Chanteys, or work songs, tell us a great deal about how a huge sailing ship was run by muscle power alone. Sailors had to pool their strength and coordinate their efforts to raise tons of canvas and anchor, and endure long turns at the pumps. Our language is still full of nautical terms, and the pull of the sea remains strong. There will be much singing along!

Diane's songs tell of tragic shipwrecks, the surprisingly businesslike and democratic world of pirates, and encounters with such wonders of the deep as mermaids and sea-serpents. She recounts the lives of women who sailed with their sea-captain husbands on merchant ships known as hen frigates when such a lady was aboard.

Chanteys and sea songs reflected the coarse language of your average sailor. The Victorians tidied them up, creating the tamer versions known to schoolchildren, but Diane delights in presenting these songs in their original form, warts and all, with all their salty energy intact.
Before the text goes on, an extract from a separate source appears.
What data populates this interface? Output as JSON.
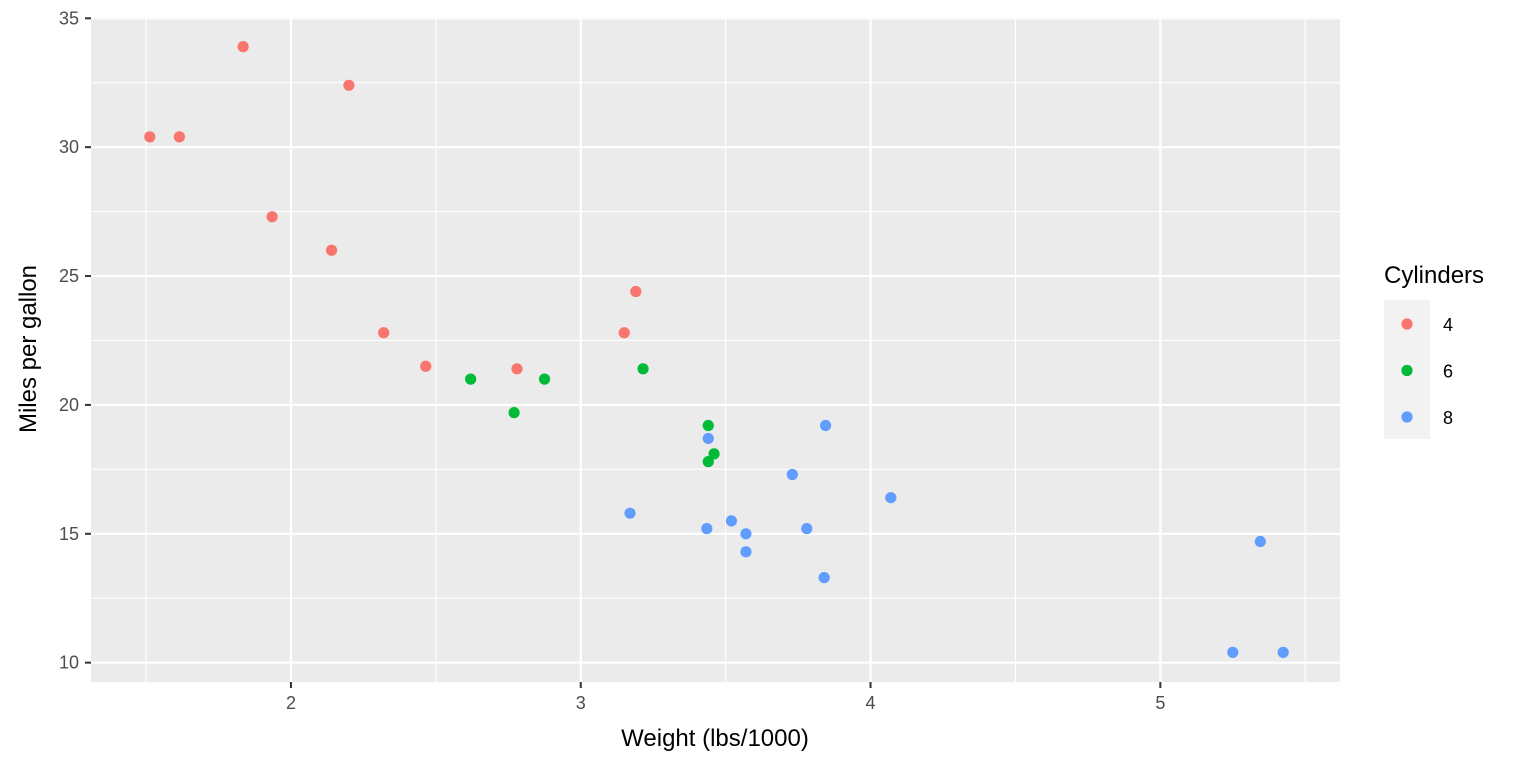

For the brave, she can include some rather bracing material, or she can remain appropriate for any type of audience.

The songs include:

- Cape Cod Girls, fun for all.

- Haul on the Bowlin', one of the very oldest chanteys, made for pulling in the thick rope holding the ship to the dock.

- The Big Bow Wow, full of complaints about the ship, the weather, the food, the skipper, etc., etc.

- The Wreck of the Caspian, Diane's riveting true tale of an 1857 shipwreck off the Florida Keys, and the little dog who amazingly saves the day.

- Captain Kidd, a favorite cautionary tale for centuries. Try not to wind up in rotting in a gibbet at the mouth of the harbor!

- The Sea-Serpent of Cape Ann. Yes, there was a New England version of the Loch Ness monster, seen for centuries off the coast of Gloucester. Diane's chantey, ideal for singing along, tells the creature's story and speculates as to why he (she?) has not been spotted recently.

- Lady Franklin's Lament, in the voice of Lord Franklin's wife, desperately sending expeditions to seek her husband and his two lost shiploads of men, who disappeared in a quest to find the Northwest Passage in 1845.

- Fiddler's Green, a farewell from an old salt as he contemplates his impending journey to Fiddler's Green, the sailor's heaven.

- Baltimore Whores, a very funny but very frank song in the voice of ladies of the evening. Entirely optional, depending on the situation.

- Leave Her, Johnny, traditionally the last song sung as a ship came into port, bidding a not-so-fond farewell to the captain, the cook, and the storms and hardships of the voyage.

Fees vary with travel distance and length of program, which is adaptable.